EX-10.1 2 v167264_ex10-1.htm
Exhibit 10.1

FIRST AMENDMENT TO THE
SPORT SUPPLY GROUP, INC.
AMENDED AND RESTATED
2007 LONG-TERM INCENTIVE PLAN


THIS FIRST AMENDMENT (the “ First Amendment ”) to the Sport Supply Group, Inc. Amended and Restated 2007 Long-Term Incentive Plan, as amended from time to time (the “ Plan ”), is effective November 19, 2009 (the “ Effective Date ”), and is made by Sport Supply Group, Inc. (the “ Company ”).

WITNESSETH:

WHEREAS , the Company previously adopted the Plan, under which the Company is authorized to grant equity-based incentive awards to certain employees and service providers of the Company;

WHEREAS , Article XI of the Plan provides that the Company’s board of directors (the “ Board ”) has the right to alter or amend the Plan from time to time, including, with the approval of the stockholders of the Company, the right to amend the Plan to increase the maximum aggregate number of shares that may be issued under the Plan; and

WHEREAS , the Board has determined that it is desirable to amend the Plan to increase the maximum aggregate number of shares thereunder in the manner contemplated hereby, subject to approval by the Company’s stockholders at the Company’s fiscal 2010 annual meeting.

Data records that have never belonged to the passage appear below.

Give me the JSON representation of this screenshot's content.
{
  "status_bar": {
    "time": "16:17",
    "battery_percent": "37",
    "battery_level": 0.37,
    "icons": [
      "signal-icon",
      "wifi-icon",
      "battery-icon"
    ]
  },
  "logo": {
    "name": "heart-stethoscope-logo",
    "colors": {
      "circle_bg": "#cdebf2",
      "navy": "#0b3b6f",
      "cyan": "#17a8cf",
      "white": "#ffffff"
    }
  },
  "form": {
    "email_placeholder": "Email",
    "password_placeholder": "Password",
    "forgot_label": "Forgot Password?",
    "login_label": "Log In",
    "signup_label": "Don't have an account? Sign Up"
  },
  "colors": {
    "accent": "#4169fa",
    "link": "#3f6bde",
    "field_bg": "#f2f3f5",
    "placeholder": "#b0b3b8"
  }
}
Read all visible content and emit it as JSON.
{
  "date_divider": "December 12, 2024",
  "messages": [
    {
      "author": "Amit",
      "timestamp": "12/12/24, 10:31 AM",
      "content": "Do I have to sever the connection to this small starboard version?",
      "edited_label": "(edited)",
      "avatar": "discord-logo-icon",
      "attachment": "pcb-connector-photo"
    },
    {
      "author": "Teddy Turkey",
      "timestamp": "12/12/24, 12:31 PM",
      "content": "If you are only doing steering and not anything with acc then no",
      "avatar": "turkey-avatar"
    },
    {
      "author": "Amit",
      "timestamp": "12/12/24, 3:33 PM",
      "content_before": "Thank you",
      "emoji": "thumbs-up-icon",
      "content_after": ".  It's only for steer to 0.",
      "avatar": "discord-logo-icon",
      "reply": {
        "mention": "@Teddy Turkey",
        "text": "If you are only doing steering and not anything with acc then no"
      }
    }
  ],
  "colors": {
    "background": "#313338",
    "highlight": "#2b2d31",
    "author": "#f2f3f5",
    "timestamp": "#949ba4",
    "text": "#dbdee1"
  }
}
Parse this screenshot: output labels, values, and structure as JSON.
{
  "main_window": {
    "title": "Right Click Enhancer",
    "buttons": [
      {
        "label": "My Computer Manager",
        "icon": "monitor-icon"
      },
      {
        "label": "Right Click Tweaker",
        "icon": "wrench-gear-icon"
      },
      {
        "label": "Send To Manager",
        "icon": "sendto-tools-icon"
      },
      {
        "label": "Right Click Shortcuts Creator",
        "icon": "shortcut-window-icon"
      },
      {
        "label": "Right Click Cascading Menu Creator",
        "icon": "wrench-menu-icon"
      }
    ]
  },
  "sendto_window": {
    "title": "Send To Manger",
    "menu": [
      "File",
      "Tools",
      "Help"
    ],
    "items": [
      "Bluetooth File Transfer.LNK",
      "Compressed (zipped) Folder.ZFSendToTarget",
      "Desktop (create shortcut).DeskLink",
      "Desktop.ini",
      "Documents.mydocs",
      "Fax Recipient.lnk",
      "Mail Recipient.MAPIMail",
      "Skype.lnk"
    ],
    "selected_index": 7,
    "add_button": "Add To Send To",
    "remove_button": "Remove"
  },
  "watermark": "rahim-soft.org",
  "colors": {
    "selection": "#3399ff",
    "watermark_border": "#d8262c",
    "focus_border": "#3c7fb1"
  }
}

NOW, THEREFORE , the Plan shall be amended as of the Effective Date as set forth below:

 1.            Section V.A. of the Plan is hereby deleted and replaced in its entirety with the following:

 A.            Shares Subject to the Plan .  Subject to adjustment in the same manner as provided in Section X with respect to shares of Common Stock subject to Awards then outstanding, the aggregate number of shares of Common Stock that may be issued under the Plan, since inception of the Sport Supply Group, Inc. 2007 Stock Option Plan, shall not exceed 2,500,000 shares.  Shares shall be deemed to have been issued under the Plan only to the extent actually issued and delivered pursuant to an Award.  If an Award under this Plan expires or is canceled, forfeited, settled in cash or otherwise terminated without an issuance of shares to the Participant, shares of Common Stock subject to such Award, including (1) the number of shares withheld in payment of any exercise or purchase price of an Award or taxes related to an Award, and (2) the number of shares surrendered in payment of any exercise or purchase price of an Award or taxes related to an Award, shall again be available for the grant of an Award under the Plan, except to the extent otherwise limited by applicable law or regulation.

 2.            Except as set forth above, the Plan shall continue to read in its current state.